4. Object-Oriented Design Activities
4.5. Define Message Communications
Rules for Defining Messages
The next step after the Booch diagram is to actually define message contents to provide interobject interfaces for the application. A table is created to document the specific requirements of each message (see Table 12-7). The objects that act as clients are listed in the Calling Object column, service objects are in the Called Object column. This information should come from the Booch diagram coupled with the Process table generated during analysis that identifies objects with the processes that act on them. The Input Message column describes the data that is sent as part of the calling object message to be processed. The output message is the result data that is sent on (or returned) by the called object after processing. The columns Action Type and Return Object are optional. The action type describes the process to be performed in terms of CRUD or other processing. The return object provides continuity of processing logic when the called object does not return directly to the calling object.
FIGURE 12-19 ABC Rental Booch Diagram Objects
FIGURE 12-20 ABC Booch Diagram Message Passing Scheme
For each process-object pair defined in the Process Definition List, we will have one input message to initiate processing and, if needed, an output message which reports the results of processing. The message list contains one column for each of the types
of information shown in Table 12-7. The steps to creating the message list are:
1. Make a table with headings as listed in Table 12-7.
2. Refer to the list of all object-process combinations. The objects from that list are listed in the' Called object' column. The processes from the process list are placed in the 'Input message' column.

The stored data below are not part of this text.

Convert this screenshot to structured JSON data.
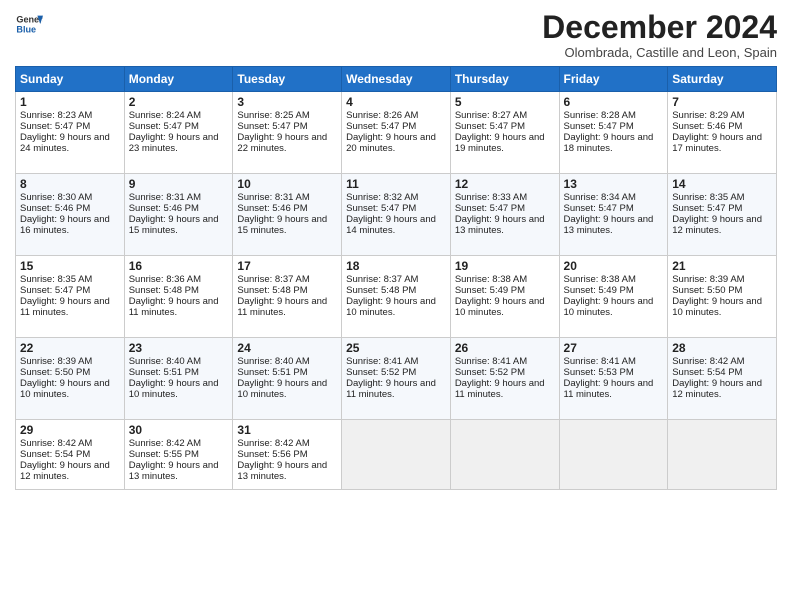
{
  "logo": {
    "line1": "General",
    "line2": "Blue"
  },
  "title": "December 2024",
  "subtitle": "Olombrada, Castille and Leon, Spain",
  "days": [
    "Sunday",
    "Monday",
    "Tuesday",
    "Wednesday",
    "Thursday",
    "Friday",
    "Saturday"
  ],
  "weeks": [
    [
      {
        "day": "1",
        "sunrise": "8:23 AM",
        "sunset": "5:47 PM",
        "daylight": "9 hours and 24 minutes."
      },
      {
        "day": "2",
        "sunrise": "8:24 AM",
        "sunset": "5:47 PM",
        "daylight": "9 hours and 23 minutes."
      },
      {
        "day": "3",
        "sunrise": "8:25 AM",
        "sunset": "5:47 PM",
        "daylight": "9 hours and 22 minutes."
      },
      {
        "day": "4",
        "sunrise": "8:26 AM",
        "sunset": "5:47 PM",
        "daylight": "9 hours and 20 minutes."
      },
      {
        "day": "5",
        "sunrise": "8:27 AM",
        "sunset": "5:47 PM",
        "daylight": "9 hours and 19 minutes."
      },
      {
        "day": "6",
        "sunrise": "8:28 AM",
        "sunset": "5:47 PM",
        "daylight": "9 hours and 18 minutes."
      },
      {
        "day": "7",
        "sunrise": "8:29 AM",
        "sunset": "5:46 PM",
        "daylight": "9 hours and 17 minutes."
      }
    ],
    [
      {
        "day": "8",
        "sunrise": "8:30 AM",
        "sunset": "5:46 PM",
        "daylight": "9 hours and 16 minutes."
      },
      {
        "day": "9",
        "sunrise": "8:31 AM",
        "sunset": "5:46 PM",
        "daylight": "9 hours and 15 minutes."
      },
      {
        "day": "10",
        "sunrise": "8:31 AM",
        "sunset": "5:46 PM",
        "daylight": "9 hours and 15 minutes."
      },
      {
        "day": "11",
        "sunrise": "8:32 AM",
        "sunset": "5:47 PM",
        "daylight": "9 hours and 14 minutes."
      },
      {
        "day": "12",
        "sunrise": "8:33 AM",
        "sunset": "5:47 PM",
        "daylight": "9 hours and 13 minutes."
      },
      {
        "day": "13",
        "sunrise": "8:34 AM",
        "sunset": "5:47 PM",
        "daylight": "9 hours and 13 minutes."
      },
      {
        "day": "14",
        "sunrise": "8:35 AM",
        "sunset": "5:47 PM",
        "daylight": "9 hours and 12 minutes."
      }
    ],
    [
      {
        "day": "15",
        "sunrise": "8:35 AM",
        "sunset": "5:47 PM",
        "daylight": "9 hours and 11 minutes."
      },
      {
        "day": "16",
        "sunrise": "8:36 AM",
        "sunset": "5:48 PM",
        "daylight": "9 hours and 11 minutes."
      },
      {
        "day": "17",
        "sunrise": "8:37 AM",
        "sunset": "5:48 PM",
        "daylight": "9 hours and 11 minutes."
      },
      {
        "day": "18",
        "sunrise": "8:37 AM",
        "sunset": "5:48 PM",
        "daylight": "9 hours and 10 minutes."
      },
      {
        "day": "19",
        "sunrise": "8:38 AM",
        "sunset": "5:49 PM",
        "daylight": "9 hours and 10 minutes."
      },
      {
        "day": "20",
        "sunrise": "8:38 AM",
        "sunset": "5:49 PM",
        "daylight": "9 hours and 10 minutes."
      },
      {
        "day": "21",
        "sunrise": "8:39 AM",
        "sunset": "5:50 PM",
        "daylight": "9 hours and 10 minutes."
      }
    ],
    [
      {
        "day": "22",
        "sunrise": "8:39 AM",
        "sunset": "5:50 PM",
        "daylight": "9 hours and 10 minutes."
      },
      {
        "day": "23",
        "sunrise": "8:40 AM",
        "sunset": "5:51 PM",
        "daylight": "9 hours and 10 minutes."
      },
      {
        "day": "24",
        "sunrise": "8:40 AM",
        "sunset": "5:51 PM",
        "daylight": "9 hours and 10 minutes."
      },
      {
        "day": "25",
        "sunrise": "8:41 AM",
        "sunset": "5:52 PM",
        "daylight": "9 hours and 11 minutes."
      },
      {
        "day": "26",
        "sunrise": "8:41 AM",
        "sunset": "5:52 PM",
        "daylight": "9 hours and 11 minutes."
      },
      {
        "day": "27",
        "sunrise": "8:41 AM",
        "sunset": "5:53 PM",
        "daylight": "9 hours and 11 minutes."
      },
      {
        "day": "28",
        "sunrise": "8:42 AM",
        "sunset": "5:54 PM",
        "daylight": "9 hours and 12 minutes."
      }
    ],
    [
      {
        "day": "29",
        "sunrise": "8:42 AM",
        "sunset": "5:54 PM",
        "daylight": "9 hours and 12 minutes."
      },
      {
        "day": "30",
        "sunrise": "8:42 AM",
        "sunset": "5:55 PM",
        "daylight": "9 hours and 13 minutes."
      },
      {
        "day": "31",
        "sunrise": "8:42 AM",
        "sunset": "5:56 PM",
        "daylight": "9 hours and 13 minutes."
      },
      null,
      null,
      null,
      null
    ]
  ]
}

3. Next, decide both the 'Calling object' and other 'Input message' entries.
These two definitions seem to go together because as we define the input message, we know the information required to perform the process. Once we know the information to perform the process, we decide which object has that information to pass it
on. This step determines much of the logical process flow from one encapsulated object-process to another. The logical process flow defines the sequence of processing in the application.
|Calling object||Identifies the client.|
|Called object||Identifies the server.|
|Input message||Identifies the process to be performed and any input parameter data needed to perform the process, for instance, the data type for polymorphic processes.|
|Output message||Defines the output to be passed, if any.|
|Action type||Defines the process as Read, Read/Write, Write, Display, or Print.|
|Return to||Identifies either the object to which the result is returned or a nested object for further processing, if any.|
4. Define the 'Output messages' by determining what type of information is required next from each process as it completes. For data entry type processes, frequently the output message is only an acknowledgement of processing (ACK = successful, NACK = unsuccessful). For some processes, no response is required.
5. Complete the 'Action type' column. The action type summarizes the type of processing for designers to determine possible implementation consolidation of activities, or to decide on further allocation of processing to hardware, software, or firmware.
6. Define the return object column.
This column usually refers to the calling object which is ordinarily the object to which control returns, but some nested subprocess might take place. When subprocessing occurs, the return object column identifies the next object entered to help other software engineers understand the logic flow.
Completeness and correctness review of the message list is done to ensure that each process-object pair has an associated message in the table and that the calling/return objects are correct.
ABC Video Example of Message List
First, we make a table with the above headings. Then, referring to the process list that we used to draw the Booch diagram, we list all object process combinations. The objects from that list are listed in the 'Called object' column. Make sure that all process-object pairs have one entry in the table.
Next, we decide both the 'Calling object' from the Booch diagram and the 'Input message' for each entry (Table 12-8 shows the completed list). Then the 'Output message' is completed for each entry. As the output message is complete, we complete each line with the 'Action' and 'Return Object' definitions.
Table 12-8 shows the message list for ABC's application. It reflects the consolidated data objects, the messages decided during the development of the Booch diagram, and the details of information that must be provided for each object-process. Notice that many processes are called from within an object itself. This localizing of processing is desirable to simplify interobject communication and ensure information hiding, but it also can encourage development of nonobject-oriented designs. Make sure that each message contains all, and only, the information required to perform the process. Make sure that each message returns only the information required by the client object.